Aku jadi teringat ketika Esme menggodaku kalau guruku, Tom, datang dengan marah-marah di rumah setelah sekian lama saat aku bersama Harvey di pub. Aku cukup senang dan tidak menyangka walau ada sedikit keganjilan mengapa Tom harus marah-marah, jadi dengan santai aku menelepon rumah melalui telepon pub dan kembali duduk di hadapan mereka karena itu hanyalah usilan Esme. Katanya, Esme menginginkan wajah panikku dan ia kemudian menilaiku tidak seru untuk dijahili. Padahal, aku sangat tahu betul sifat Tom jika marah. Guruku itu tidak akan marah-marah seperti itu. Ia hanya akan diam dan membuat dirinya seolah-olah bisu. Kemudian aku teringat ketika aku lupa menaruh buku dongeng miliknya yang kupinjam saat buta dan aku jadi meringis ketika mengingat itu.

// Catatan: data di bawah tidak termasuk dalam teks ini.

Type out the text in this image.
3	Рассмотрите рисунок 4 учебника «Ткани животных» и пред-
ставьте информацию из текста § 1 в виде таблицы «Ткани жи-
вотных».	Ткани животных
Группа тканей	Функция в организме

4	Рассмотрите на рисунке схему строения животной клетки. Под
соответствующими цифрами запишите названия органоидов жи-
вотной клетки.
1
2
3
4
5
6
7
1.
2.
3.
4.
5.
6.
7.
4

"Tidak ada yang lucu, Isla. Tidak ada Harvey. Tidak seru."

Esme tiba-tiba sudah memunculkan kepalanya dari kasur atas. Matanya bengkak, hidungnya merah dan bibirnya menebal karena kebanyakan menangis.

Aku turun dari kasurku dan memeluk kepala Esme dari bawah.

"Aku akan menemani untuk menelpon Harvey nanti."

Esme menatapku dan ia kemudian turun dari kasur, segera kami berganti pakaian rapi lalu kami pergi ke guru penjaga.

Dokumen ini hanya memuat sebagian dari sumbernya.